Ze względu na mniej liczne roczniki maleje wypłacana samorządom z budżetu subwencja oświatowa. Gminy mają też niższe od zakładanych wpływy z podatków. Szukają więc oszczędności. I zaczęły zlecać zatrudnionym nauczycielom, w ramach tzw. dodatkowej godziny, opiekę nad dziećmi w świetlicach. Dzięki temu mogą redukować etaty nauczycielskie. Do końca kwietnia dyrektorzy szkół muszą też przesłać do akceptacji gminom tzw. arkusze organizacyjne dotyczące nowego roku szkolnego. Prognozują tam m.in. liczbę nauczycieli, którzy będą wtedy pracować. Samorządy już zapowiadają, że zatrudnienie będzie redukowane.
Oszczędności mogą też prowadzić do ograniczenia zatrudnienia absolwentów po kierunkach pedagogicznych. W tym roku samorządy musiały wypłacać tzw. jednorazowy dodatek uzupełniający tym nauczycielom, którzy nie osiągali średnich płac zagwarantowanych w Karcie Nauczyciela. Przyznawanie dodatkowych godzin pozwoli gminom uniknąć jego wypłacania w przyszłym roku.
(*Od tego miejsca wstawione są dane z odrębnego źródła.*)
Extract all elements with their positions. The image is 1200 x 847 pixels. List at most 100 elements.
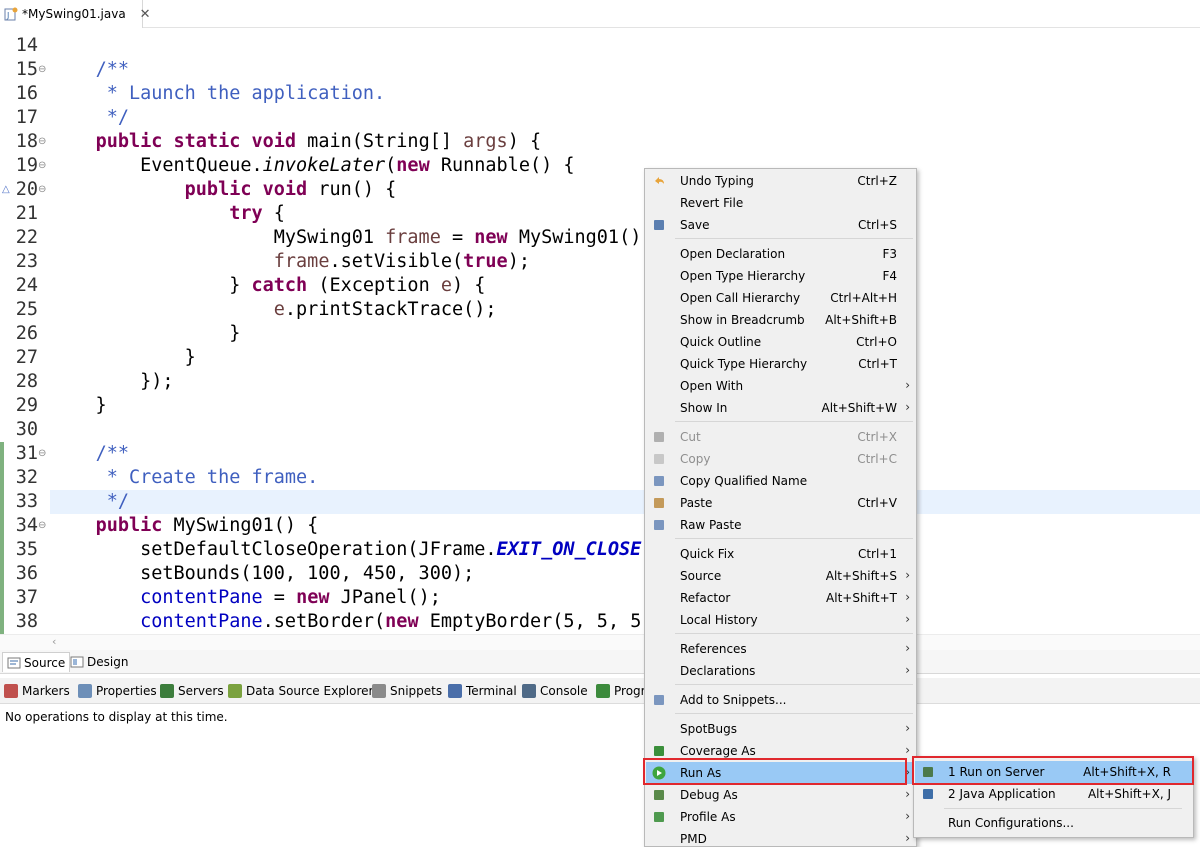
menu-item-references[interactable]: References ›: [646, 638, 916, 660]
menu-item-quick-fix[interactable]: Quick Fix Ctrl+1: [646, 543, 916, 565]
view-tab-data-source-explorer[interactable]: Data Source Explorer: [228, 682, 373, 700]
menu-item-quick-type-hierarchy[interactable]: Quick Type Hierarchy Ctrl+T: [646, 353, 916, 375]
menu-item-revert-file[interactable]: Revert File: [646, 192, 916, 214]
code-line[interactable]: 17 */: [0, 106, 1200, 130]
fold-collapse-icon[interactable]: ⊖: [38, 178, 46, 202]
code-line[interactable]: 22 MySwing01 frame = new MySwing01();: [0, 226, 1200, 250]
line-number: 33: [15, 491, 38, 512]
view-tab-markers[interactable]: Markers: [4, 682, 70, 700]
code-line[interactable]: 31 ⊖ /**: [0, 442, 1200, 466]
menu-item-shortcut: Ctrl+V: [857, 496, 897, 510]
menu-item-label: Show In: [680, 401, 728, 415]
menu-item-paste[interactable]: Paste Ctrl+V: [646, 492, 916, 514]
menu-item-copy[interactable]: Copy Ctrl+C: [646, 448, 916, 470]
menu-item-source[interactable]: Source Alt+Shift+S ›: [646, 565, 916, 587]
code-text: * Launch the application.: [51, 83, 386, 104]
close-icon[interactable]: ✕: [140, 7, 151, 22]
menu-item-copy-qualified-name[interactable]: Copy Qualified Name: [646, 470, 916, 492]
menu-item-declarations[interactable]: Declarations ›: [646, 660, 916, 682]
menu-item-add-to-snippets[interactable]: Add to Snippets...: [646, 689, 916, 711]
menu-item-label: Coverage As: [680, 744, 756, 758]
properties-icon: [78, 684, 92, 698]
menu-item-show-in-breadcrumb[interactable]: Show in Breadcrumb Alt+Shift+B: [646, 309, 916, 331]
menu-item-2-java-application[interactable]: 2 Java Application Alt+Shift+X, J: [915, 783, 1192, 805]
submenu-arrow-icon: ›: [905, 765, 910, 779]
code-line[interactable]: 16 * Launch the application.: [0, 82, 1200, 106]
code-line[interactable]: 35 setDefaultCloseOperation(JFrame.EXIT_…: [0, 538, 1200, 562]
code-line[interactable]: 30: [0, 418, 1200, 442]
editor-tab-myswing01[interactable]: J *MySwing01.java ✕: [0, 0, 151, 28]
menu-item-coverage-as[interactable]: Coverage As ›: [646, 740, 916, 762]
profile-icon: [652, 810, 666, 824]
menu-item-open-declaration[interactable]: Open Declaration F3: [646, 243, 916, 265]
fold-collapse-icon[interactable]: ⊖: [38, 514, 46, 538]
code-line[interactable]: 26 }: [0, 322, 1200, 346]
code-line[interactable]: 37 contentPane = new JPanel();: [0, 586, 1200, 610]
code-line[interactable]: 25 e.printStackTrace();: [0, 298, 1200, 322]
scroll-left-icon[interactable]: ‹: [52, 635, 56, 648]
menu-item-run-as[interactable]: Run As ›: [646, 762, 916, 784]
menu-item-show-in[interactable]: Show In Alt+Shift+W ›: [646, 397, 916, 419]
code-line[interactable]: 36 setBounds(100, 100, 450, 300);: [0, 562, 1200, 586]
code-line[interactable]: 18 ⊖ public static void main(String[] arg…: [0, 130, 1200, 154]
view-tab-servers[interactable]: Servers: [160, 682, 224, 700]
fold-collapse-icon[interactable]: ⊖: [38, 130, 46, 154]
code-line[interactable]: 34 ⊖ public MySwing01() {: [0, 514, 1200, 538]
tab-source[interactable]: Source: [2, 652, 71, 672]
code-text: }: [51, 323, 241, 344]
horizontal-scrollbar[interactable]: ‹: [0, 634, 1200, 650]
code-line[interactable]: 28 });: [0, 370, 1200, 394]
line-number: 25: [15, 299, 38, 320]
code-line[interactable]: 33 */: [0, 490, 1200, 514]
menu-item-label: Open Call Hierarchy: [680, 291, 801, 305]
view-tab-properties[interactable]: Properties: [78, 682, 157, 700]
view-tab-progr[interactable]: Progr: [596, 682, 646, 700]
menu-item-open-type-hierarchy[interactable]: Open Type Hierarchy F4: [646, 265, 916, 287]
code-line[interactable]: 27 }: [0, 346, 1200, 370]
scissors-icon: [652, 430, 666, 444]
menu-item-save[interactable]: Save Ctrl+S: [646, 214, 916, 236]
context-menu: Undo Typing Ctrl+Z Revert File Save Ctrl+S Op…: [644, 168, 917, 847]
menu-item-raw-paste[interactable]: Raw Paste: [646, 514, 916, 536]
menu-item-label: Quick Fix: [680, 547, 735, 561]
menu-item-open-with[interactable]: Open With ›: [646, 375, 916, 397]
code-line[interactable]: 38 contentPane.setBorder(new EmptyBorder…: [0, 610, 1200, 634]
menu-item-spotbugs[interactable]: SpotBugs ›: [646, 718, 916, 740]
menu-item-local-history[interactable]: Local History ›: [646, 609, 916, 631]
code-text: frame.setVisible(true);: [273, 251, 530, 272]
code-text: try {: [229, 203, 285, 224]
snippets-icon: [372, 684, 386, 698]
code-line[interactable]: △ 20 ⊖ public void run() {: [0, 178, 1200, 202]
code-line[interactable]: 23 frame.setVisible(true);: [0, 250, 1200, 274]
code-line[interactable]: 24 } catch (Exception e) {: [0, 274, 1200, 298]
line-number: 38: [15, 611, 38, 632]
code-line[interactable]: 15 ⊖ /**: [0, 58, 1200, 82]
menu-item-undo-typing[interactable]: Undo Typing Ctrl+Z: [646, 170, 916, 192]
menu-item-profile-as[interactable]: Profile As ›: [646, 806, 916, 828]
code-editor[interactable]: 14 15 ⊖ /** 16 * Launch the application. 17 …: [0, 28, 1200, 634]
menu-item-open-call-hierarchy[interactable]: Open Call Hierarchy Ctrl+Alt+H: [646, 287, 916, 309]
source-design-bar: Source Design: [0, 650, 1200, 674]
fold-collapse-icon[interactable]: ⊖: [38, 154, 46, 178]
menu-item-quick-outline[interactable]: Quick Outline Ctrl+O: [646, 331, 916, 353]
code-text: setBounds(100, 100, 450, 300);: [51, 563, 475, 584]
fold-collapse-icon[interactable]: ⊖: [38, 58, 46, 82]
menu-item-refactor[interactable]: Refactor Alt+Shift+T ›: [646, 587, 916, 609]
change-marker: [0, 490, 4, 514]
code-text: public void run() {: [184, 179, 397, 200]
menu-item-pmd[interactable]: PMD ›: [646, 828, 916, 846]
code-line[interactable]: 19 ⊖ EventQueue.invokeLater(new Runnable(…: [0, 154, 1200, 178]
menu-item-debug-as[interactable]: Debug As ›: [646, 784, 916, 806]
fold-collapse-icon[interactable]: ⊖: [38, 442, 46, 466]
code-line[interactable]: 32 * Create the frame.: [0, 466, 1200, 490]
code-line[interactable]: 21 try {: [0, 202, 1200, 226]
menu-item-1-run-on-server[interactable]: 1 Run on Server Alt+Shift+X, R: [915, 761, 1192, 783]
code-line[interactable]: 29 }: [0, 394, 1200, 418]
tab-design[interactable]: Design: [66, 652, 132, 672]
code-line[interactable]: 14: [0, 34, 1200, 58]
view-tab-terminal[interactable]: Terminal: [448, 682, 517, 700]
menu-item-cut[interactable]: Cut Ctrl+X: [646, 426, 916, 448]
menu-item-run-configurations[interactable]: Run Configurations...: [915, 812, 1192, 834]
view-tab-console[interactable]: Console: [522, 682, 588, 700]
view-tab-snippets[interactable]: Snippets: [372, 682, 442, 700]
Samorządy nie ukrywają, że konieczność szukania oszczędności będzie przekładać się na jakość pracy, bo nauczyciele będą pracować więcej. Na jakość będzie też wpływało łączenie wykonywania różnego rodzaju zajęć przez jednego nauczyciela.
 
Źródło: Gazeta Prawna, 1.04.2010 r.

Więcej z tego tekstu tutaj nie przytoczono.